Nous, on continue à papoter au bord des rails. Un vieux mec dont j'ai compris qu'il devait être journalier dans le maraîchage me dit qu'il en a marre de ces bourgeois parisiens, des médias qui appartiennent au grand capital, qu'en 2017, il a voté pour la première fois rassemblement national et qu'il recommencera en 2022, que c'est la seule façon possible de se débarrasser de cette engeance libérale friquée. Moi, je lui dis que guérir de la peste pour attraper le choléra, je trouve que c'est pas une bonne idée, qu'il vaudrait mieux que se reforme une gauche autour d'un thème comme la 6e république. On parle un peu du RIC, il me demande si je crois que Macron va vraiment tenir parole et donner 1000 euros de retraite à tout le monde, parce que quand même, ce serait déjà pas mal. Je cherche quelque chose à lui répondre mais il n'est plus temps, le cortège a repris sa marche, les camions de flics déboulent sur l'arrière, il est temps de quitter la place avant les emmerdements. Alors, on dégage tranquillou et les autres harnachés ont à peine le temps de se mettre en rang, qu'on passe devant en ricanant.

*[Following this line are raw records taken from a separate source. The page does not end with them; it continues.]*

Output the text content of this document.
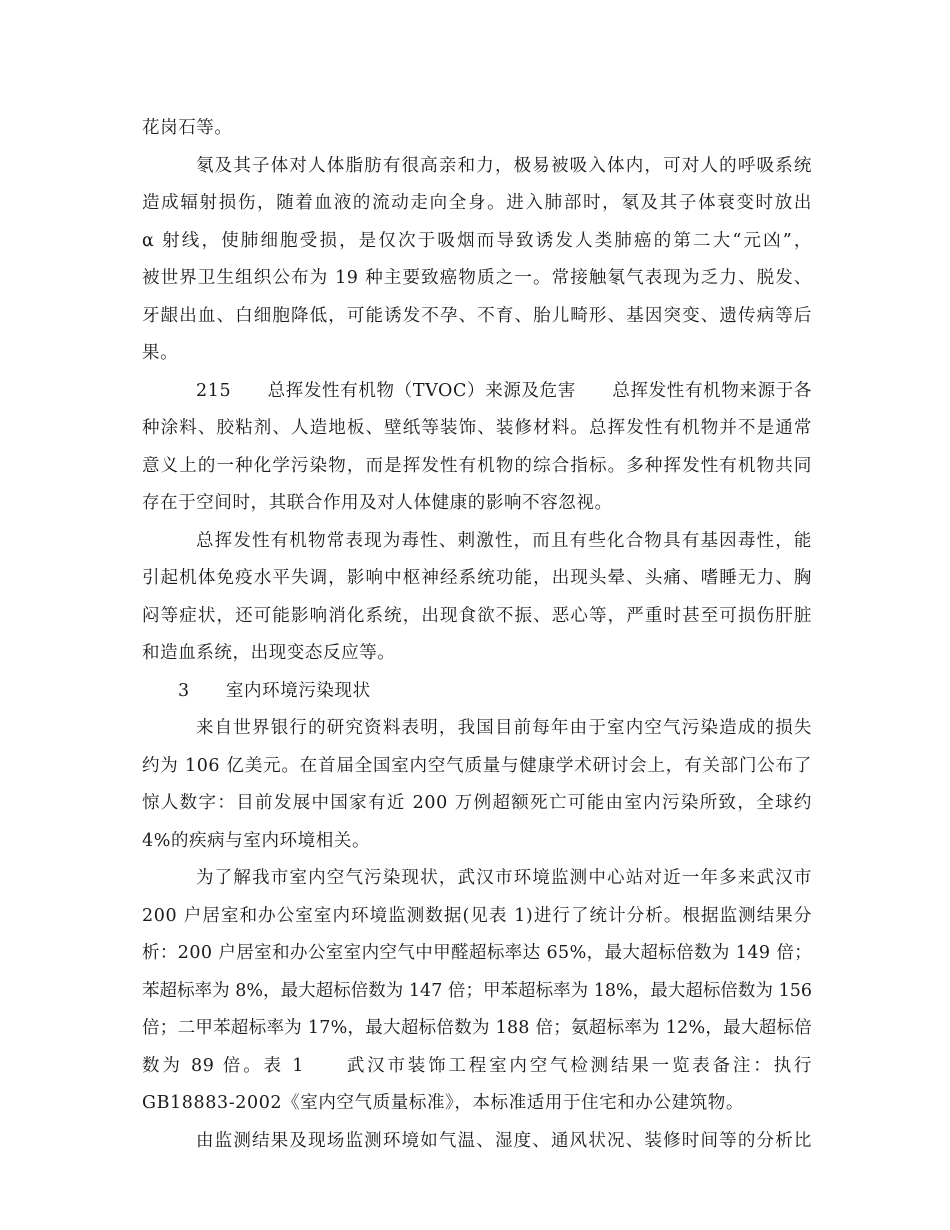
花岗石等。
氡及其子体对人体脂肪有很高亲和力，极易被吸入体内，可对人的呼吸系统
造成辐射损伤，随着血液的流动走向全身。进入肺部时，氡及其子体衰变时放出
α 射线，使肺细胞受损，是仅次于吸烟而导致诱发人类肺癌的第二大“元凶”，
被世界卫生组织公布为 19 种主要致癌物质之一。常接触氡气表现为乏力、脱发、
牙龈出血、白细胞降低，可能诱发不孕、不育、胎儿畸形、基因突变、遗传病等后
果。
215　　总挥发性有机物（TVOC）来源及危害　　总挥发性有机物来源于各
种涂料、胶粘剂、人造地板、壁纸等装饰、装修材料。总挥发性有机物并不是通常
意义上的一种化学污染物，而是挥发性有机物的综合指标。多种挥发性有机物共同
存在于空间时，其联合作用及对人体健康的影响不容忽视。
总挥发性有机物常表现为毒性、刺激性，而且有些化合物具有基因毒性，能
引起机体免疫水平失调，影响中枢神经系统功能，出现头晕、头痛、嗜睡无力、胸
闷等症状，还可能影响消化系统，出现食欲不振、恶心等，严重时甚至可损伤肝脏
和造血系统，出现变态反应等。
3　　室内环境污染现状
来自世界银行的研究资料表明，我国目前每年由于室内空气污染造成的损失
约为 106 亿美元。在首届全国室内空气质量与健康学术研讨会上，有关部门公布了
惊人数字：目前发展中国家有近 200 万例超额死亡可能由室内污染所致，全球约
4%的疾病与室内环境相关。
为了解我市室内空气污染现状，武汉市环境监测中心站对近一年多来武汉市
200 户居室和办公室室内环境监测数据(见表 1)进行了统计分析。根据监测结果分
析：200 户居室和办公室室内空气中甲醛超标率达 65%，最大超标倍数为 149 倍；
苯超标率为 8%，最大超标倍数为 147 倍；甲苯超标率为 18%，最大超标倍数为 156
倍；二甲苯超标率为 17%，最大超标倍数为 188 倍；氨超标率为 12%，最大超标倍
数为 89 倍。表 1　　武汉市装饰工程室内空气检测结果一览表备注：执行
GB18883-2002《室内空气质量标准》，本标准适用于住宅和办公建筑物。
由监测结果及现场监测环境如气温、湿度、通风状况、装修时间等的分析比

Après ces péripéties et atermoiements, tout le monde a un peu froid et on monte en ville quasiment au pas de charge. ça se regroupe un peu après le palais de justice, on s'arrête quelques minutes devant le commissariat pour leur chanter encore une fois "que tout le monde déteste la police" et qu'ils feraient mieux de nous rejoindre, enfin bref, et on s'enquille dans la rue des écossais pour un vrai regroupement avant d'entrer sur la place de la préfecture. Et là, ça recommence, ça chante et chorégraphie à tout va et, ça fait du bien.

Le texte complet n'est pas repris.